Consumer Credit Growing
Consumer debt increased more in 2021 than in any year since the global financial crisis. Additional borrowing can sometimes be a sign of trouble, but we see this as constructive for continued economic recovery.
Credit balances, especially for revolving debt, are expected to fall in recessions as consumers default on their credit obligations following job losses. Difficult circumstances force consumers to prioritize payments, often leaving their unsecured credit cards to go unpaid.
But as the COVID-19 crisis unfolded, credit card balances fell for new reasons. Consumers received stimulus payments, and those who were jobless received expanded unemployment benefits. With fewer opportunities to spend, surveys found that the most common use of stimulus payments was to repay debt.
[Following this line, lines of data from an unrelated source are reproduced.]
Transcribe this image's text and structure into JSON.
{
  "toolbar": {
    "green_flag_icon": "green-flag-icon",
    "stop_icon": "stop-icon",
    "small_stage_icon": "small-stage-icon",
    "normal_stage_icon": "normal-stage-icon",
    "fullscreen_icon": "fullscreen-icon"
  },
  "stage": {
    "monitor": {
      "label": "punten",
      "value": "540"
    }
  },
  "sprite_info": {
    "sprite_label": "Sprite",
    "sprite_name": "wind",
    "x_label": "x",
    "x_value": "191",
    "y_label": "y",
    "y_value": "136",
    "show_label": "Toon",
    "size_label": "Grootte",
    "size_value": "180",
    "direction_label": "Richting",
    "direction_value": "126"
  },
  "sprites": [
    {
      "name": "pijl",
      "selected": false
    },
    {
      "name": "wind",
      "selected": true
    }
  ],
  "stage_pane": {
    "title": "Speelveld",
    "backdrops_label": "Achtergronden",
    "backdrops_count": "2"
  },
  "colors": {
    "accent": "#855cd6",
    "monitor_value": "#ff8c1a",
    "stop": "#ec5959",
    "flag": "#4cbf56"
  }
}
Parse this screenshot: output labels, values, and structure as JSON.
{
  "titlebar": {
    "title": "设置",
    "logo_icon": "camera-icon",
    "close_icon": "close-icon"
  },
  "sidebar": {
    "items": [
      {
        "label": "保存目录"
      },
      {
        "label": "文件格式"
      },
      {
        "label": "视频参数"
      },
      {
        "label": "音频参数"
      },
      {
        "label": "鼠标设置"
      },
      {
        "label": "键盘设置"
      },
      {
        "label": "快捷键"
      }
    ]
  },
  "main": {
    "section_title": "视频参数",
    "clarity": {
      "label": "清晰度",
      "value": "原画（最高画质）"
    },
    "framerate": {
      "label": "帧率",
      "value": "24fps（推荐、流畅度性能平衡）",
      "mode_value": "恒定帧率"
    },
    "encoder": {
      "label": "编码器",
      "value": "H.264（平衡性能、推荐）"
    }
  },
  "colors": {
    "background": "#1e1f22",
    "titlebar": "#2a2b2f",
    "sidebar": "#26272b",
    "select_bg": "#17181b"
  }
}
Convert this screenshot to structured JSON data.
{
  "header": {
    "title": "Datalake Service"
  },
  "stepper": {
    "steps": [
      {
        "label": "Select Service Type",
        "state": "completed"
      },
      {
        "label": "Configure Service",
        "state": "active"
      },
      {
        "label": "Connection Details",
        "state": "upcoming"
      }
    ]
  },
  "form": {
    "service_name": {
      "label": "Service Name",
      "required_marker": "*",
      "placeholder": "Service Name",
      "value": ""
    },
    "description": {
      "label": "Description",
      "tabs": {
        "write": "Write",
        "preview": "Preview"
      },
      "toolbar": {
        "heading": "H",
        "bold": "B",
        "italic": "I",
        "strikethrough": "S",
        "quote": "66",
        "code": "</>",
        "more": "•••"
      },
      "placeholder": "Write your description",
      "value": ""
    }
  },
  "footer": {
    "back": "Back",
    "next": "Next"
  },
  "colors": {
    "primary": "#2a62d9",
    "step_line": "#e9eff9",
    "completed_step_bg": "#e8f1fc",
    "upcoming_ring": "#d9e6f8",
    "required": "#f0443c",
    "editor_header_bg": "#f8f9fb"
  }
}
Even as spending rose, elevated savings allowed consumers to spend without incurring higher debt.
As 2021 closed, however, credit card spending was back on the rise. Credit card balances have been increasing since the first quarter of 2021, rising in the fourth quarter at a rate not seen since 2000. The rapid rise in balances in the fourth quarter suggests consumers are returning to old spending and borrowing behaviors.
|Consumer balance sheets are generally healthy, allowing room for additional leverage.|
Cards were not the only type of credit to see growth in the pandemic. Surging house prices have pushed up borrowing for home purchases and cash-out refinancing. Automotive loans also grew as vehicle values rose. Amid limited new car inventories, up to 80% of new car sales are above the vehicle’s sticker price. The high cost of used vehicles is also pushing up the value of used car loans.